Author: Gary Foreman
email: gforema2@illinois.edu
talkbass thread
- matplotlib.pyplot
- numpy
- pyquery
- forecast
- ggplot2
If you wish to run this code make sure monthYearDicts.py
, history.py
, and
plot.py
are in the same directory. history.py
imports monthYearDicts.py
.
Run by entering ./history.py
at the command line, but beware, this code takes
about a half hour to run. ./history.py
will store the thread count data as
a numpy array in a file called monthArray.npy
, this way, you don't need to
rerun the analysis each time you want to edit the plots. To generate the
plots, run ./plot.py
at the command line, and it will create two files
thread_count_[FORUM].png
and months_only_[FORUM].png
. The thread_count plot
contains the plot of the number of threads posted per month over the history
of the talkbass classifieds. The months_only plot plots the number of basses
sold each month summed over the years 2006-2013.

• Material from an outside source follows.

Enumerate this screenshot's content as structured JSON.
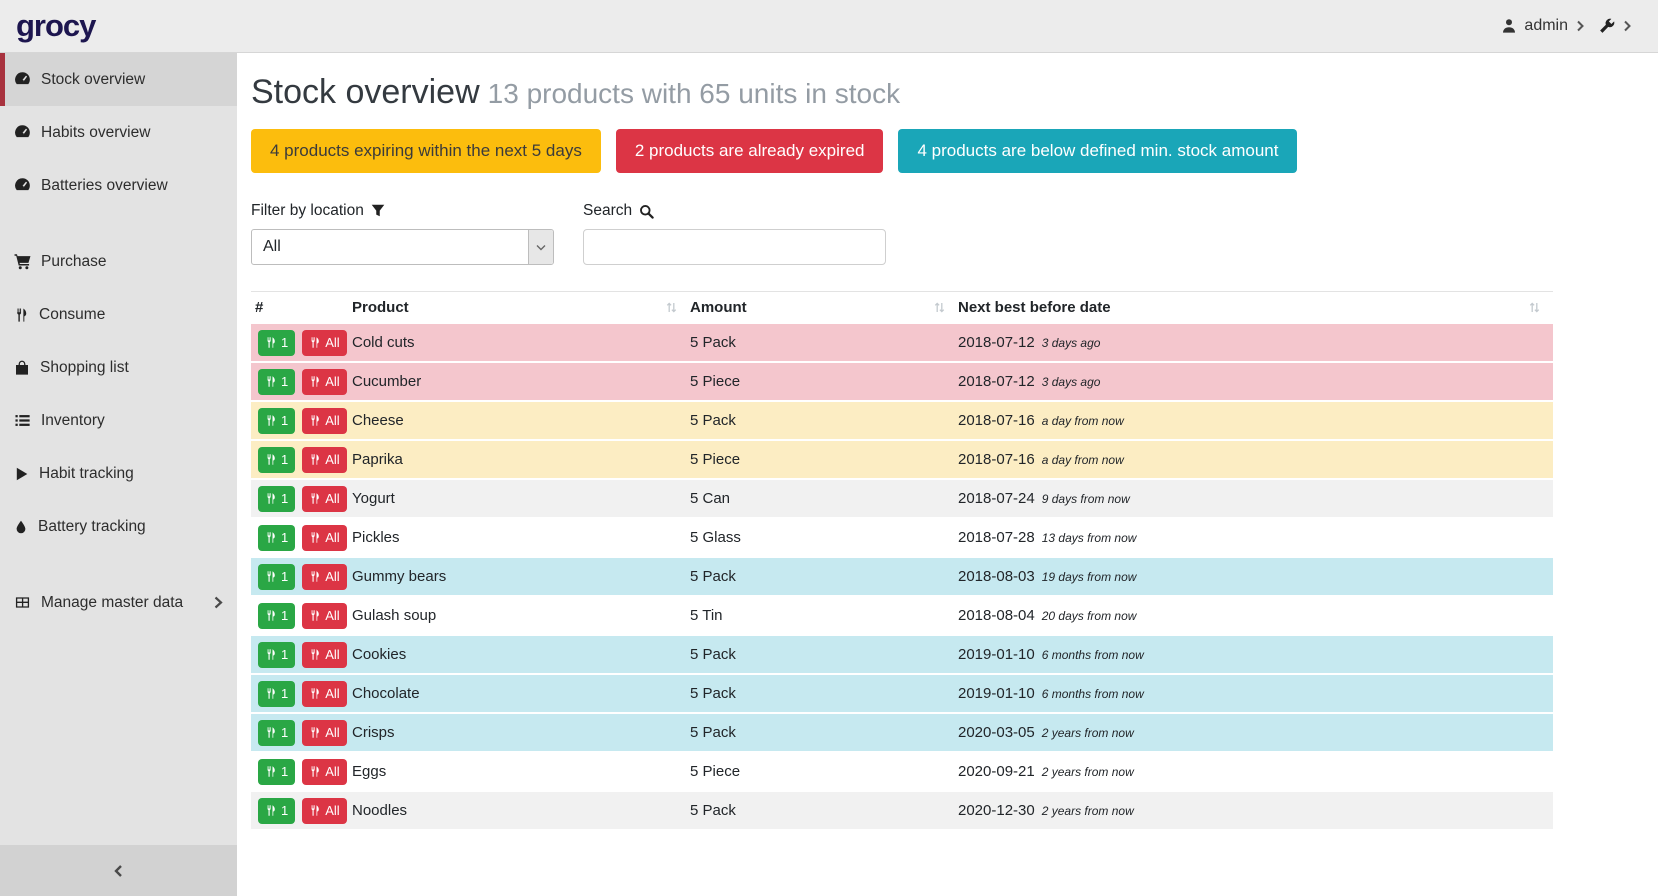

time_series_bass.R.ipynb is a Jupyter notebook containing R code for a time series analysis of the monthly talkbass counts data. If you wish to run any of the sells in this notebook, you'll need to perform the data scraping first. The data that is presented in the notebook is truncated after January 2016. The plotARIMA.R and plotValidation.R files contain helper function for the Jupyter notebook.